Когда окончилась обедня, паства приняла благословение и начала расходиться; радостью были преисполнены сердца молящихся, и на всех устах слышалось имя нового старца иерее.

Первым делом о. Димитрия, после ухода людей из церкви, было обратиться к старосте церковному и открыть сундук. Он оказался набитым сверху донизу поминальными грамотками, которые покойный о. Тимофей, за недосугом, или почему либо другому, откладывал в ящик, а заказываемых панихид почти не служил; грамотки, за смертью его, остались непрочитанными, т. е. взывавшими к прочтению, и о. Димитрий, больше месяца совершал панихиды и отчитывал грамотки. После этого, он отслужил заупокойную литургию по душе своего грешного предшественника и долгое, очень долгое время священствовал в своей церкви.

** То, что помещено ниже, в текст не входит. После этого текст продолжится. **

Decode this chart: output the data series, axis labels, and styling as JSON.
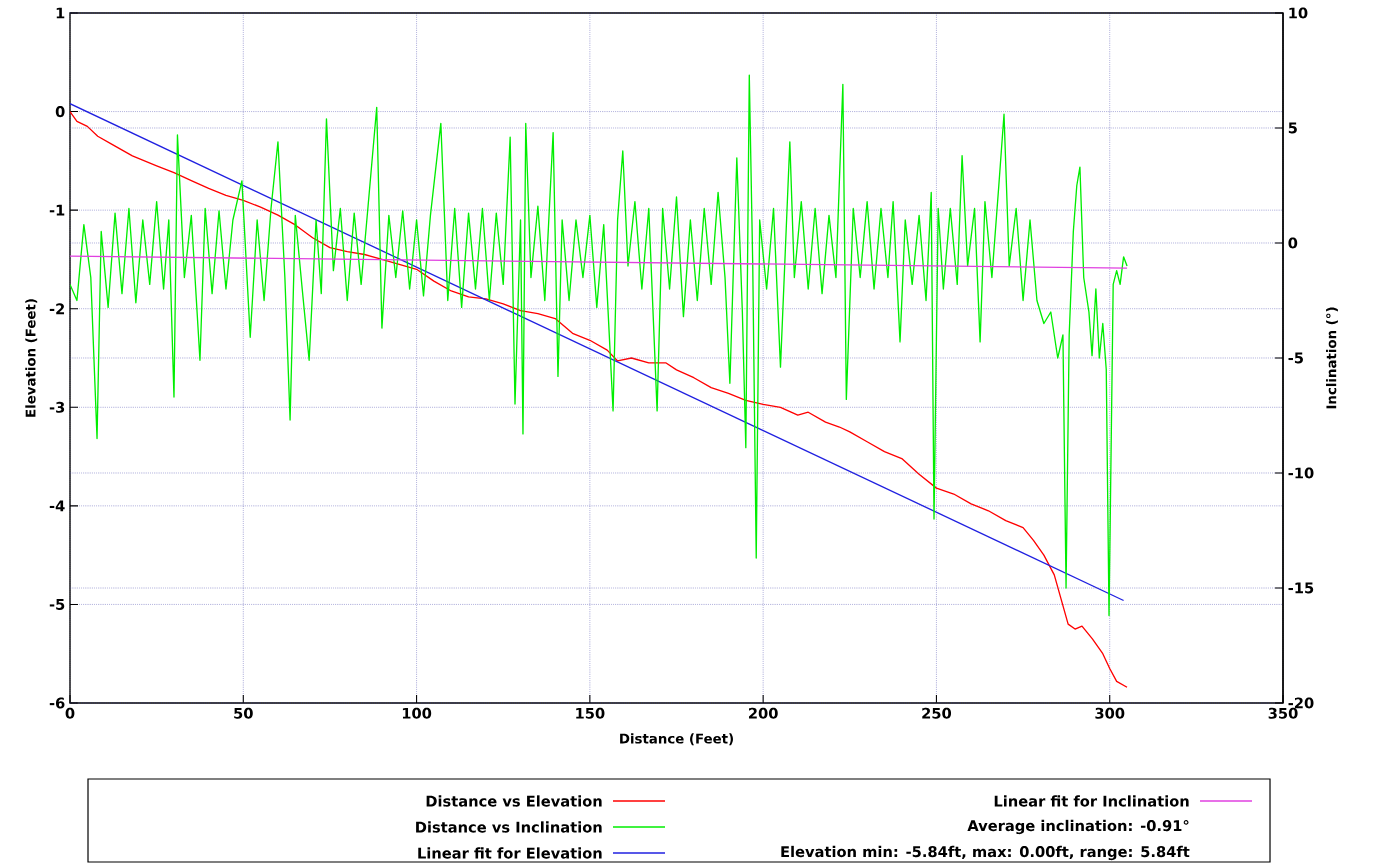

Но пришло и о. Димитрию время отойти в вечность. Медленно приближалась смерть его. Молва о болезни старца разнеслась по всей округе и дошла до настоятеля того монастыря, из которого прибыл в деревню инок Димитрий. Настоятель сам приехал к болящему и совершил елеосвящение.

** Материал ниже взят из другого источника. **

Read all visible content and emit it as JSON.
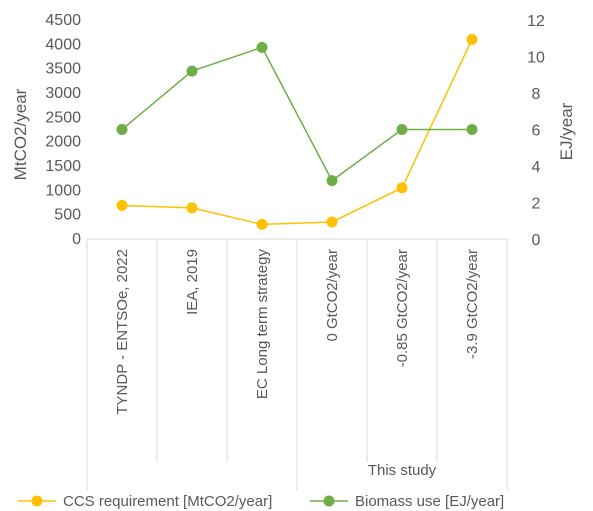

Умиравший на 90 году от роду, старец был в полной памяти, и настоятель расспрашивал его о подробностях всего совершившегося во время служения первой литургии. Выслушав рассказ, он спросил:

– А после того, отче Димитрие, ты никогда больше не видел призрака? – Видел несколько раз! ответил старец. – И еще даже недавно. Предстал он мне во сне... Не было на нем печати отвержения... Ризы его были светлы... О цепях, звяканье которых я слышал, не осталось и помину... И почувствовал я тогда же, что это значит, что и мне пришел конец, и увидел я тогда же, – ну вот точно как теперь вижу, отче настоятель, – также и Богородицу Приснодеву... «Ныне отпущаеши раба Твоего»... – изрек мне призрак, изрек ему вслед то же и я...

Замолчал на этом слове о. Димитрий и отошел в лучший мир, где нет ни печали, ни воздыхания... Настоятель, не догадавшийся об этой тихой кончине, долго еще прислушивался; но усопший больше не говорил... («Сельск. Вестн.» «Бог Помочь» 3-я кн. 1897 года).

Г. Камышлов,

Перм. губ. село Кашинское

Священник Евлампий Бирюков

* * *

1

Архиерей этот недавно был переведен из другой губернии, и о. Никанор его еще не видал.


Источник: Назидательные рассказы из жизни православных русских архипастырей и пастырей. Избраны из рус. духов. и свет. журн. для чтения в христианской семье / Сост. свящ. Екатеринбург. епархии Евлампий Бирюков. - Камышлов : Тип. н-ц Н.П. Бушуевой, 1905. - 96, II с.